"Di Indonesia, kalau aksi seperti ini, hanya beberapa perwakilan saja yang bisa masuk untuk berdialog," ucap pengelola gedung.
"Kalau begitu, apakah Bapak bisa membantu kami agar pihak UNHCR dapat turun menemui kami?" tanya Kemran.
"Tidak bisa, mereka punya prosedur sendiri. Saya hanya bisa menjembatani, bagiamana perwakilan lima orang naik ke atas?" ucap pengelola gedung memberikan penawaran.
Perbincangan antara para pengungsi dan pihak pengelola gedung tidak menemukan titik temu. Tak ada perwaklian UNHCR yang turun dan tidak ada pula perwakilan pengungsi yang masuk untuk bertemu.
Hujan perlahan reda.

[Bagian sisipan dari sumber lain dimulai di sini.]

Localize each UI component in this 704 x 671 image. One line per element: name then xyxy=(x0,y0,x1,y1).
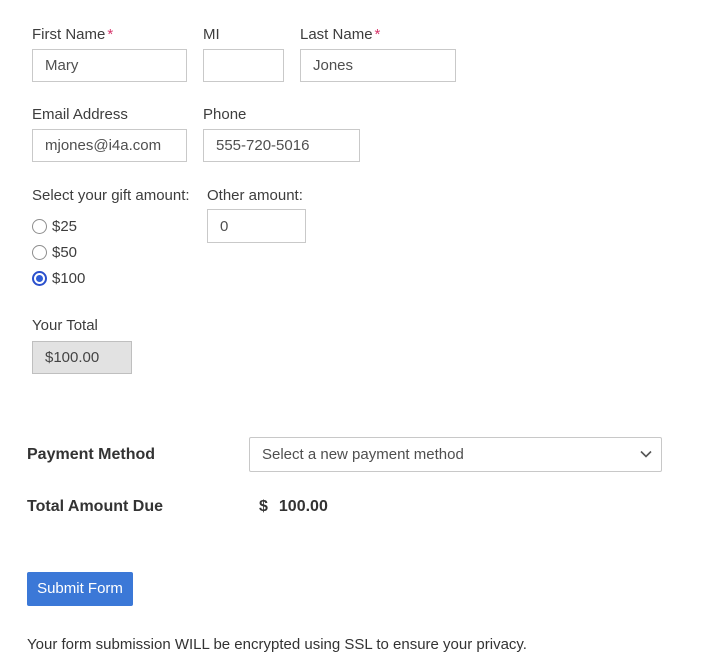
name-row: First Name* MI Last Name* xyxy=(32,26,677,82)
gift-option-25[interactable]: $25 xyxy=(32,213,207,239)
payment-method-row: Payment Method Select a new payment meth… xyxy=(27,437,677,472)
donor-info-section: First Name* MI Last Name* Email Address … xyxy=(32,26,677,374)
phone-label: Phone xyxy=(203,106,247,123)
mi-label: MI xyxy=(203,26,220,43)
payment-method-label: Payment Method xyxy=(27,445,156,463)
your-total-section: Your Total xyxy=(32,317,677,374)
first-name-label-text: First Name xyxy=(32,26,106,43)
phone-input[interactable] xyxy=(203,129,360,162)
gift-options-column: Select your gift amount: $25 $50 $100 xyxy=(32,187,207,291)
gift-amount-section: Select your gift amount: $25 $50 $100 Ot… xyxy=(32,187,677,291)
donation-form-page: First Name* MI Last Name* Email Address … xyxy=(0,0,704,653)
radio-button-100[interactable] xyxy=(32,270,47,286)
first-name-field: First Name * xyxy=(32,26,187,82)
payment-method-select[interactable]: Select a new payment method xyxy=(249,437,662,472)
email-input[interactable] xyxy=(32,129,187,162)
your-total-input xyxy=(32,341,132,374)
due-amount: 100.00 xyxy=(278,498,328,515)
email-field: Email Address xyxy=(32,106,187,162)
total-amount-due-label: Total Amount Due xyxy=(27,498,163,515)
last-name-label-text: Last Name xyxy=(300,26,373,43)
email-label: Email Address xyxy=(32,106,128,123)
phone-field: Phone xyxy=(203,106,360,162)
other-amount-field: Other amount: xyxy=(207,187,306,243)
other-amount-label: Other amount: xyxy=(207,187,303,204)
mi-input[interactable] xyxy=(203,49,284,82)
total-amount-due-value: $100.00 xyxy=(249,498,328,516)
currency-symbol: $ xyxy=(259,498,268,515)
radio-label-25: $25 xyxy=(52,217,78,235)
required-asterisk: * xyxy=(374,26,381,43)
last-name-field: Last Name * xyxy=(300,26,456,82)
first-name-input[interactable] xyxy=(32,49,187,82)
submit-form-button[interactable]: Submit Form xyxy=(27,572,133,606)
radio-button-50[interactable] xyxy=(32,244,47,260)
your-total-label: Your Total xyxy=(32,317,98,334)
mi-field: MI xyxy=(203,26,284,82)
payment-method-select-wrap: Select a new payment method xyxy=(249,437,662,472)
gift-amount-label: Select your gift amount: xyxy=(32,187,190,204)
radio-button-25[interactable] xyxy=(32,218,47,234)
last-name-label: Last Name * xyxy=(300,26,456,43)
gift-option-100[interactable]: $100 xyxy=(32,265,207,291)
first-name-label: First Name * xyxy=(32,26,187,43)
gift-option-50[interactable]: $50 xyxy=(32,239,207,265)
other-amount-column: Other amount: xyxy=(207,187,306,291)
ssl-privacy-note: Your form submission WILL be encrypted u… xyxy=(27,636,527,653)
radio-label-50: $50 xyxy=(52,243,78,261)
total-amount-due-row: Total Amount Due $100.00 xyxy=(27,498,677,516)
last-name-input[interactable] xyxy=(300,49,456,82)
required-asterisk: * xyxy=(107,26,114,43)
contact-row: Email Address Phone xyxy=(32,106,677,162)
radio-label-100: $100 xyxy=(52,269,86,287)
other-amount-input[interactable] xyxy=(207,209,306,243)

Para pengungsi akhirnya memilih kembali ke tempat masing-masing menjelang pukul empat sore. Begitu juga dengan Kemran, yang berlalu meninggalkan lokasi dengan kekecewaan yang sepenuhnya sama.
Associate External Relations-Public Information Officer UNHCR Indonesia, Mitra Salima mengatakan, kedatangan para pengungsi dari berbagai negara paling besar terjadi pada tahun 2013. Kala itu, jumlah pengungsi yang masuk ke Indonesia mencapai 8.300 orang. "Sebenarnya kedatangan mereka sudah sejak beberapa tahun sebelumnya. Setelah 2013 jumlahnya cenderung menurun," kata Mitra kepada Suara.com melalui sambungan telepon pada Desember 2022 lalu.

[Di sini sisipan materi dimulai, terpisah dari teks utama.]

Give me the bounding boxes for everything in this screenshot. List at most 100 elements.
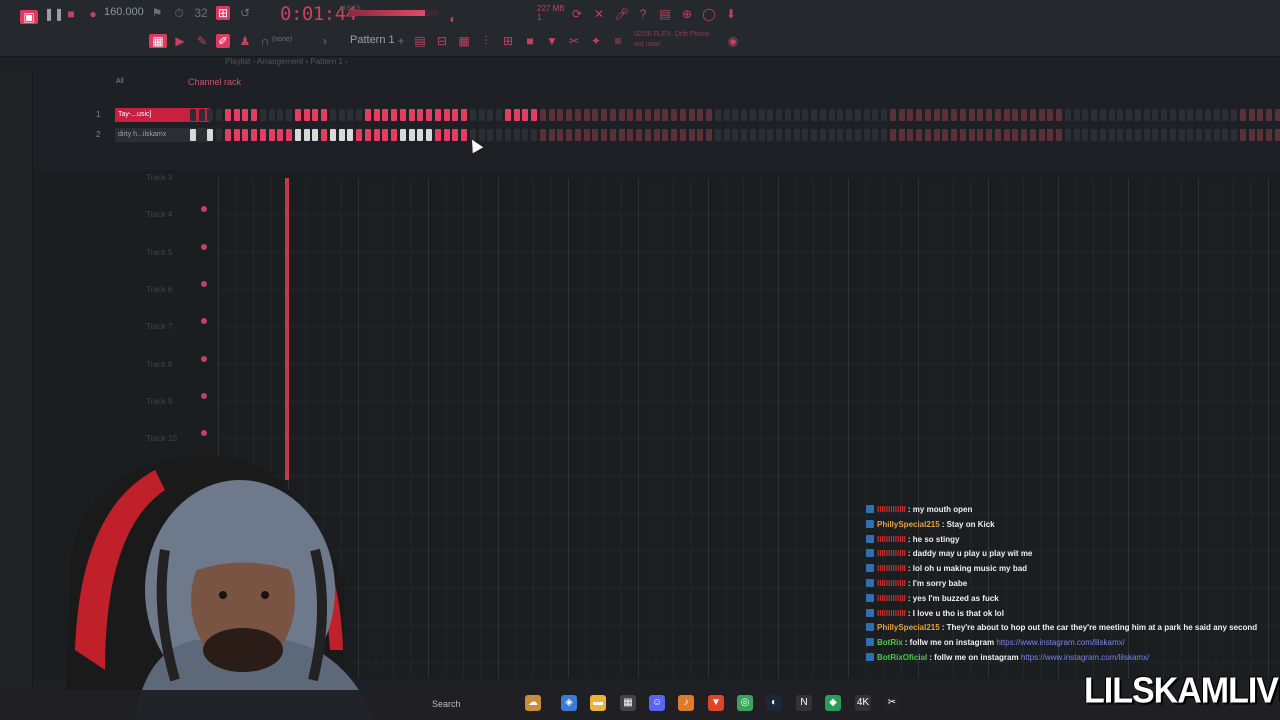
step-button[interactable] [1257, 109, 1263, 121]
step-button[interactable] [1170, 109, 1176, 121]
step-button[interactable] [390, 129, 397, 141]
step-button[interactable] [260, 129, 266, 141]
track-mute-icon[interactable] [201, 280, 207, 287]
step-button[interactable] [968, 109, 975, 121]
browser-panel[interactable] [0, 70, 33, 720]
step-button[interactable] [557, 129, 563, 141]
step-button[interactable] [530, 109, 537, 121]
stop-icon[interactable]: ■ [64, 7, 78, 21]
step-button[interactable] [1195, 129, 1202, 141]
track-mute-icon[interactable] [201, 355, 207, 362]
step-button[interactable] [548, 129, 555, 141]
step-button[interactable] [968, 129, 975, 141]
step-button[interactable] [915, 129, 922, 141]
step-button[interactable] [1047, 109, 1053, 121]
step-button[interactable] [977, 129, 983, 141]
step-button[interactable] [740, 109, 747, 121]
help-icon[interactable]: ? [636, 7, 650, 21]
step-button[interactable] [1187, 109, 1193, 121]
playlist-icon[interactable]: ▤ [413, 34, 427, 48]
step-button[interactable] [522, 109, 528, 121]
plugin-icon[interactable]: ▼ [545, 34, 559, 48]
step-button[interactable] [1248, 109, 1255, 121]
news-icon[interactable]: ◉ [726, 34, 740, 48]
step-button[interactable] [610, 109, 616, 121]
step-button[interactable] [820, 109, 826, 121]
step-button[interactable] [767, 109, 773, 121]
step-button[interactable] [618, 109, 625, 121]
step-button[interactable] [960, 109, 966, 121]
file-explorer-icon[interactable]: ▬ [590, 695, 606, 711]
step-button[interactable] [338, 129, 345, 141]
step-button[interactable] [592, 129, 598, 141]
chrome-icon[interactable]: ◎ [737, 695, 753, 711]
step-button[interactable] [1065, 129, 1071, 141]
arrow-right-icon[interactable]: › [318, 34, 332, 48]
piano-roll-icon[interactable]: ⊟ [435, 34, 449, 48]
step-button[interactable] [898, 109, 905, 121]
step-button[interactable] [872, 129, 878, 141]
steam-icon[interactable]: ◐ [766, 695, 782, 711]
step-button[interactable] [898, 129, 905, 141]
track-mute-icon[interactable] [201, 243, 207, 250]
step-button[interactable] [1143, 109, 1150, 121]
step-button[interactable] [723, 129, 730, 141]
pencil-icon[interactable]: ✎ [195, 34, 209, 48]
step-button[interactable] [802, 109, 808, 121]
step-button[interactable] [225, 109, 231, 121]
step-button[interactable] [977, 109, 983, 121]
step-button[interactable] [198, 109, 205, 121]
play-pattern-icon[interactable]: ▶ [173, 34, 187, 48]
step-button[interactable] [460, 129, 467, 141]
step-button[interactable] [303, 109, 310, 121]
step-button[interactable] [985, 129, 992, 141]
step-button[interactable] [750, 109, 756, 121]
step-button[interactable] [1003, 109, 1010, 121]
track-mute-icon[interactable] [201, 392, 207, 399]
channel-row-1[interactable]: 1 Tay-...usic] [40, 107, 1280, 125]
step-button[interactable] [1038, 129, 1045, 141]
track-label[interactable]: Track 4 [146, 210, 172, 219]
step-button[interactable] [688, 109, 695, 121]
record-icon[interactable]: ● [86, 7, 100, 21]
step-button[interactable] [1117, 129, 1123, 141]
step-button[interactable] [785, 109, 791, 121]
step-button[interactable] [680, 109, 686, 121]
step-button[interactable] [285, 129, 292, 141]
step-button[interactable] [190, 129, 196, 141]
step-button[interactable] [1222, 109, 1228, 121]
step-button[interactable] [575, 109, 581, 121]
step-button[interactable] [1100, 109, 1106, 121]
step-button[interactable] [583, 129, 590, 141]
step-button[interactable] [425, 109, 432, 121]
step-button[interactable] [295, 109, 301, 121]
step-button[interactable] [1012, 109, 1018, 121]
step-button[interactable] [1240, 129, 1246, 141]
step-button[interactable] [845, 109, 852, 121]
step-button[interactable] [540, 129, 546, 141]
step-button[interactable] [670, 109, 677, 121]
mixer-icon[interactable]: ⫶ [479, 34, 493, 48]
step-button[interactable] [1047, 129, 1053, 141]
pattern-selector[interactable]: Pattern 1 [350, 34, 395, 46]
step-button[interactable] [487, 129, 493, 141]
step-button[interactable] [1117, 109, 1123, 121]
metronome-icon[interactable]: ⚑ [150, 6, 164, 20]
step-button[interactable] [452, 109, 458, 121]
step-button[interactable] [540, 109, 546, 121]
channel-row-2[interactable]: 2 dirty h...ilskamx [40, 127, 1280, 145]
step-button[interactable] [347, 109, 353, 121]
step-button[interactable] [373, 129, 380, 141]
step-button[interactable] [645, 129, 651, 141]
step-button[interactable] [1205, 109, 1211, 121]
step-button[interactable] [495, 109, 502, 121]
step-button[interactable] [995, 129, 1001, 141]
step-button[interactable] [312, 129, 318, 141]
store-icon[interactable]: ▦ [620, 695, 636, 711]
copilot-icon[interactable]: ◈ [561, 695, 577, 711]
step-button[interactable] [793, 129, 800, 141]
step-button[interactable] [925, 129, 931, 141]
netflix-icon[interactable]: N [796, 695, 812, 711]
step-button[interactable] [1125, 109, 1132, 121]
step-button[interactable] [1100, 129, 1106, 141]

Mitra menyebut bahwa para pengungsi berharap memperoleh resettlement ke negara-negara penerima seperti Australia, Kanada, hingga Amerika Serikat.
Mitra mengatakan, penerimaan oleh negara ketiga bukan menjadi keputusan UNHCR. Pasalnya, lembaga ini hanya bekerjasama dengan negara-negara penerima untuk membantu pengungsi yang paling rentan dan mempunyai risiko perlindungan di negara suaka.
Dalam penjelasan yang turut diunggah dalam akun Instagram UNHCR Indonesia, pengungsi tidak dapat memilih negara ketiga yang akan menerima mereka. Dalam hal ini, pemerintah dari berbagai negara ketiga setiap tahunnya memberikan informasi kepada UNHCR terkait jumlah pengungsi yang akan mereka terima.
Baca Juga: Pervez Musharraf Meninggal di Pengasingan, Akibat Penyakit Langka yang Dideritanya Menahun
Negara-negara penerima juga menetapkan kriteria kelayakan atau kasus seperti apa yang dapat mereka terima. Selain itu, penempatan para pengungsi ke negara ketiga bukanlah sebuah hak.
Negara penerima hanya menawarkan kuota yang terbatas. Artinya, mayoritas pengungsi tidak dapat memperoleh penempatan ke negara ketiga meskipun mereka membutuhkan perlindungan dan perlu dipersatukan kembali dengan keluarganya.
UNHCR juga memprioritaskan kasus-kasus yang paling mendesak untuk direkomendasikan. Tak hanya itu, UNHCR terus berupaya mengadvokasi negara-negara penerima agar kuota penempatan ke negara ketiga meningkat setiap tahunnya, dengan tetap mengusahakan jalur-jalur lainnya termasuk sponsor pribadi apabila memungkinkan.
Seluruh rangkaian proses penempatan ke negara ketiga tergantung pada beberapa sesi wawancara, pemeriksaan, yang seringkali memakan waktu beberapa tahun lamanya."Kami selalu ingatkan kepada mereka bahwa penerimaan resettlement adalah keputusan yang dibuat oleh negara penerimanya, bukan UNHCR," ucap Mitra.
Kematian Sang Ayah
Rahima merangkai jalinan peristiwa itu secara terbata-bata saat ku jumpai di indekos tempat dia tinggal di kawasan Ciawi, Kabupaten Bogor, Jawa Barat pada 13 Desember 2022 lalu. Di beranda indekos, Rahima kembali mengingat serangkaian aksi unjuk rasa yang kerap dia ikuti bersama para pengungsi Afghanistan di depan gedung UNHCR. "Hidup kami habis di sini, tidak bisa apa-apa. Tidak bisa bekerja atau sekolah," ucap Rahima seraya mengenang setiap unjuk rasa yang dia ikuti.